Craters of the Moon National Monument and Preserve is characterized as a landscape of weird beauty. Three young and well preserved lava fields are covering about 2,000 km². The landscape is obviously resembling the surface of the moon, or at least what we think the moon looks like. Robert Limbert, who explored and promoted the area at the beginning of the 20th century, used the name Craters of the Moon first, in an article for a national magazine. It was so concise, it was soon used by everyone.

A scenic drive of 11 km offers views of the lava fields and cinder cones on Snake River Plain. Volcanic activity occurred here for many millions of years, but the area of the park was formed by eruptiosn which started 15,000 years ago and ended 2,100 years ago. But it is called a dormant volcanic area, and will most likely become active within the next 1,000 years.

The park is visited, like most parks of the U.S.A., by driving along the scenic loop road. At various parking areas trails start into the lava fields. One of those trails is called The Cave Trail, and leads to several volcanic caves, lava tubes, which are not developed but may be visited. This path is about 1,300 m long, the whole trip to the caves and back, including the cave visits is about 3 km long and you should plan two hours, if you want to explore the caves. With children it will take longer, we suppose.

Dew Drop Cave aka Dewdrop Cave is very small, a collape of the roof allows access to a single chamber with a heap of debris in the center, from the collapsed roof. It is almost completely visible from the path and should not be entered because of the steep walls.

Indian Tunnel is a large lava tube. In is entered on a staircase through one of numerous roof collapses. Because of the high amount of openings, most of the cave is bright enough to visit even without a lamp. Nevertheless we recommend enough light sources for the cave visits, two per person at least, if you are a party, three if you are alone. The tunnel is of impressive size and very easy. The exit on the other end requires a little climbing across a rock pile and through a narrow opening, but it is also possible to turn around.

Boy Scout Cave contains ice all year round, the floor is covered by ice and often water too. The entrance through a collapse doline is right in the middle of the tube. The western branch contains the ice and is a little bigger in size. The eastern branch is often low and narrow, and requires some easy climbing and stooping until you reach the Back Door, formed by a huge roof collapse. This cave requires warm clothes (which may get dirty), sturdy and warm shoes, and enough light. A helmet is a good idea.

The cave continues after the huge collapse, but it is now called Beauty Cave. The very first part is difficult and only for cavers, but the next collapse is an entrance to the cave. However, the official entrance is at the far end and much more comfortable. It uses a bigger collapse forming a spacious entrance to the lava tube. The cave is 100 m long and has two spacious sections of about 35 m, which are connected by a tight crawl.

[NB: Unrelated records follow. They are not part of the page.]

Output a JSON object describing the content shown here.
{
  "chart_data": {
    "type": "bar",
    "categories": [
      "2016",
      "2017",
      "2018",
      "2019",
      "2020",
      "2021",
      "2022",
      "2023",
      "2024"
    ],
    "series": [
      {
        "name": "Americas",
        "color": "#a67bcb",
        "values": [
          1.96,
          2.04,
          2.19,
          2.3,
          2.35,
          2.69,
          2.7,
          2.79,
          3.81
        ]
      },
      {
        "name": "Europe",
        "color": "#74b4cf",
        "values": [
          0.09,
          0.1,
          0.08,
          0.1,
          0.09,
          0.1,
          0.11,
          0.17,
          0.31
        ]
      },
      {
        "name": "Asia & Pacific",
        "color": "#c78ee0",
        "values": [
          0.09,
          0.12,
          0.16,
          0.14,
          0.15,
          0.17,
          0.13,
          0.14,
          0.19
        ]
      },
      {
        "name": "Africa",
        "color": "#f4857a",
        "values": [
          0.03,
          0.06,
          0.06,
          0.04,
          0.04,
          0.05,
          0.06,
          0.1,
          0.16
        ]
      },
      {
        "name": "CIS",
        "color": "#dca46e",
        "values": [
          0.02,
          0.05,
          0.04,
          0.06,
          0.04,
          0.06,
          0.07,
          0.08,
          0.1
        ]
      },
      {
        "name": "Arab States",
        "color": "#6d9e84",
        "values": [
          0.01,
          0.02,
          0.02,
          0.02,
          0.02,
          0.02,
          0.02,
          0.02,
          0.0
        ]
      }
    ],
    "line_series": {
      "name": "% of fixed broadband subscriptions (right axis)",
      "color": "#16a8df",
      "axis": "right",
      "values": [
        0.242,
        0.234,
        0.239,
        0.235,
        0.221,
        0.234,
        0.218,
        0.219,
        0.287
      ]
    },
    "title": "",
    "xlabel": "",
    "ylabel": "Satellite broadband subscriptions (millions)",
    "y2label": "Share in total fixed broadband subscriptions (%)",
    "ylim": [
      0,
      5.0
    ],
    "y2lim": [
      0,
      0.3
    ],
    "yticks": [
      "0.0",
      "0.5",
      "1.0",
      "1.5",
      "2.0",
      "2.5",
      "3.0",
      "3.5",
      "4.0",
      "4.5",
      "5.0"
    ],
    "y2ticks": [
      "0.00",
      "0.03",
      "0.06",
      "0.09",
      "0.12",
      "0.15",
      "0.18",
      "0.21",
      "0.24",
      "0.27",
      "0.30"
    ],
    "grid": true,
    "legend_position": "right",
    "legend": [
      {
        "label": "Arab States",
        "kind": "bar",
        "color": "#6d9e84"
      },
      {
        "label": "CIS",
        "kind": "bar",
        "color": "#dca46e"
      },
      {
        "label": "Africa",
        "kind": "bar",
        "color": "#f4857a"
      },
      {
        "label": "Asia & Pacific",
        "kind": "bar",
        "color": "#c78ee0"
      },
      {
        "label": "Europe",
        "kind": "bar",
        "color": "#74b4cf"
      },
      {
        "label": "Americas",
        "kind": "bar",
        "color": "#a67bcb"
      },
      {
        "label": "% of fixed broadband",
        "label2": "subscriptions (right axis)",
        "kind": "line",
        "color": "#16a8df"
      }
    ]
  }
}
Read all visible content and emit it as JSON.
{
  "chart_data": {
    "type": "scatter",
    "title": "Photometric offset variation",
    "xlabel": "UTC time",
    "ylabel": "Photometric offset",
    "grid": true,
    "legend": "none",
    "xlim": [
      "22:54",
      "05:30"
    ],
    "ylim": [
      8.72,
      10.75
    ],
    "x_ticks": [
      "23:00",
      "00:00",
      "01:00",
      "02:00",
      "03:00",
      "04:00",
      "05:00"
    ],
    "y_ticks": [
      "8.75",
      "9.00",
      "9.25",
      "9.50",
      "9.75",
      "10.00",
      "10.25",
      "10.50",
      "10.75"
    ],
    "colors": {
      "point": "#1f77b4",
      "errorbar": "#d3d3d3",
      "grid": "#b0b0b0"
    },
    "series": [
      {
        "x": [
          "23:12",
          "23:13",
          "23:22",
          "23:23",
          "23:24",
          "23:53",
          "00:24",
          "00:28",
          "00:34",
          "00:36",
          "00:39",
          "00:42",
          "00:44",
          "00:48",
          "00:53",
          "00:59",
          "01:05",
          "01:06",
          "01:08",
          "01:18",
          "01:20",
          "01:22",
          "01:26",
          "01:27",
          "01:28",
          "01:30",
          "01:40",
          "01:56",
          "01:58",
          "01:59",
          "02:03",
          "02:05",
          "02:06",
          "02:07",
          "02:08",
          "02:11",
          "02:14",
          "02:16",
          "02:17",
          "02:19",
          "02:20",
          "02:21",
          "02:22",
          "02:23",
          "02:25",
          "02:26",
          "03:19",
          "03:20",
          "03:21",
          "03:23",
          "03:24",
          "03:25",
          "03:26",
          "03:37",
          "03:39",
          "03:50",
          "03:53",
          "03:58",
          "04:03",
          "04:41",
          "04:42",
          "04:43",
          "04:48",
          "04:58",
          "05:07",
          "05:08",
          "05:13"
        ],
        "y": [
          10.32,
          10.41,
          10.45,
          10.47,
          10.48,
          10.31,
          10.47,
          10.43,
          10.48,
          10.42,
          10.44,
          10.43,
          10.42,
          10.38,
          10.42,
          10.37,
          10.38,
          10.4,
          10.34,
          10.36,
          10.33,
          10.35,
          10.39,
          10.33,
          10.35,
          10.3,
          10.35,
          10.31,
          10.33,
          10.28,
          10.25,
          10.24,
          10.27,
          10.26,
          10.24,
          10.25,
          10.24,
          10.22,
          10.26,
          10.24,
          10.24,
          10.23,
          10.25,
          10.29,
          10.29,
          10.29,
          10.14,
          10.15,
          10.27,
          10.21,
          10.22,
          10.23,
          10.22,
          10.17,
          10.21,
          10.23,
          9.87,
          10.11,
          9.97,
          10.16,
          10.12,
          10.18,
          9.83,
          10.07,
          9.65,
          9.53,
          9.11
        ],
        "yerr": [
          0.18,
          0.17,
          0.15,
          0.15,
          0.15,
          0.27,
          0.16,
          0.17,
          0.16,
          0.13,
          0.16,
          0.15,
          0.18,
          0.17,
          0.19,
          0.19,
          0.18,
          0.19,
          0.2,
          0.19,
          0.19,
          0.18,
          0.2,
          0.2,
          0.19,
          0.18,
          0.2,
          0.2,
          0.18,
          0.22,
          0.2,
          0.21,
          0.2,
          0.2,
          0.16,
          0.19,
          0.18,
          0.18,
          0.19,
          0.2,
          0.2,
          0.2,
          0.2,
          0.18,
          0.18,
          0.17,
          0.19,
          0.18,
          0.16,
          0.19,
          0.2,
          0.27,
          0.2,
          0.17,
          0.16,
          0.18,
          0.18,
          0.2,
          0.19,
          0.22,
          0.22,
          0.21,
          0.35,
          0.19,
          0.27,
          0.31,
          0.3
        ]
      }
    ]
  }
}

There are several narrow off-branches, one of them leading to the deepest point of all caves. For exploring narrow parts and the crawl, we again recommend, old and warm clothes, sturdy shoes and a helmet. The entrance chamber with its smooth pahoehoe lava floor may be visited without special clothes.

One more cave, called Buffalo Cave, is reached on another trail, the Broken Top Loop Trail (3 km, 45min). The cave entrance is located south of the Broken Top, only a few hundred meters from the southernmost parking area. It is allowed to visit the cave, but it requires climbing over loose rock and crouching under low ceilings. Again we strongly recommend appropriate equipment.